The AAPG/Datapages Combined Publications Database

Tulsa Geological Society

Abstract


2003 Midcontinent Section Meeting (Tulsa) Papers and Abstracts, 2003

Simultaneous Marine Transgression and Valley Incision in a High Accommodation Setting, Hanna Basin, Wyoming: Abstract

Anton F.-J. Wroblewski1

Abstract

Conventional models of valley incision in tectonically active basins depict fluvial incision and base level (sea level) fall as a paired process-response. Sequence boundaries are considered to be markers of episodes of tectonic uplift and/or lowered base level accompanied by a basinward migration of shoreline position. The Hanna Basin of southern Wyoming changed from being a foreland basin with an east-west drainage pattern during the Campanian to being a block-rotational basin, down-dropping in the east and uplifting in the west, during the Maastrichtian, while maintaining the drainage pattern. Paleovalley fills in the Ferris and Hanna formations (Maastrichtian-Thanetian) are 10-90 m thick, 0.5-2 km wide, and contain mixed fluvial/estuarine medium- to coarse-grained channel belts. Because the Hanna Basin block behaved as a semirigid lever, rotating around a pivot point to the east of the Rawlins Uplift, valley incision and base level fall in the west were accompanied by base level rise and in some cases, marine transgression to the east.
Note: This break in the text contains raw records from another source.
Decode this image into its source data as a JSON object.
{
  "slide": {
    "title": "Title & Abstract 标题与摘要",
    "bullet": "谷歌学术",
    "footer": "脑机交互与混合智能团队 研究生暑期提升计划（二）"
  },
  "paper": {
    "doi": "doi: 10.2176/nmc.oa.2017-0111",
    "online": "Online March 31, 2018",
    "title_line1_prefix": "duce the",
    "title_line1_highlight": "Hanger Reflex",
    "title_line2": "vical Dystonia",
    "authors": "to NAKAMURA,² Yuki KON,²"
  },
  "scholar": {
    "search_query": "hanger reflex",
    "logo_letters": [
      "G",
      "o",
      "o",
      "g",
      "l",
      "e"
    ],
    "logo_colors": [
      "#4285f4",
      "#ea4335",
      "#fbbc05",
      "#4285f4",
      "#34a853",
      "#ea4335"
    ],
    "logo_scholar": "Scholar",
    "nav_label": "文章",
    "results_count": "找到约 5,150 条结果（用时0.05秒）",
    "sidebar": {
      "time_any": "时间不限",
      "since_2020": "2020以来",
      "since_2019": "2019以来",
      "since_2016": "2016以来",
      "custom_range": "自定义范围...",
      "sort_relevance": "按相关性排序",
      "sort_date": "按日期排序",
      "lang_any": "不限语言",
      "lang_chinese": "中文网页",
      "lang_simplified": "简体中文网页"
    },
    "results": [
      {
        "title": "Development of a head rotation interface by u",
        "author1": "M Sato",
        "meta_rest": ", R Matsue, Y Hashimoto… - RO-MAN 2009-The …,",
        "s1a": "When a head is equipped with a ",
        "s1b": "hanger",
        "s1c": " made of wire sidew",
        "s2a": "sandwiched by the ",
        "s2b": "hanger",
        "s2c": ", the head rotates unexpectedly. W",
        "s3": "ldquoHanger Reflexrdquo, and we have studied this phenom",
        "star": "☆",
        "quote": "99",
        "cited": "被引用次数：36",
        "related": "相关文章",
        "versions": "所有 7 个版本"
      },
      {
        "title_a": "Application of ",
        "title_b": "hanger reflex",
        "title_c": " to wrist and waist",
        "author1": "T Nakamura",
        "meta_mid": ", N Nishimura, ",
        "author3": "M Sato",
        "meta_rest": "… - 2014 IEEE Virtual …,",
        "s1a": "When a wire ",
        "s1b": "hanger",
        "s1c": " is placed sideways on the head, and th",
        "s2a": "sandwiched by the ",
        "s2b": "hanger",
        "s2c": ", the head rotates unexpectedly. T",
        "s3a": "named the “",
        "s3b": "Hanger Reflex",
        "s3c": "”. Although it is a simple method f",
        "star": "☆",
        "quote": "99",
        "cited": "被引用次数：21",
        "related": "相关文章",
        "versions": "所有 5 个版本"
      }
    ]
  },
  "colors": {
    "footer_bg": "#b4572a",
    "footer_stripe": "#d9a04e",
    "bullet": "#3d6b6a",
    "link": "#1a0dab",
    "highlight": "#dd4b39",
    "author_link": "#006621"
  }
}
Sequence boundary formation upstream and filling events downstream were simultaneous and therefore out of phase relative to changes in relative sea level predicted by standard allocyclic models. Tidal influence in these systems occurred during erosion and bypass in the upstream section and sediment sequestration in the dowstream section. The influence of tectonic activity, including intrabasinal structures, on valley incision and local base level changes can have dramatic implications for predicted reservoir geometries, facies distribution, and reservoir heterogeneity.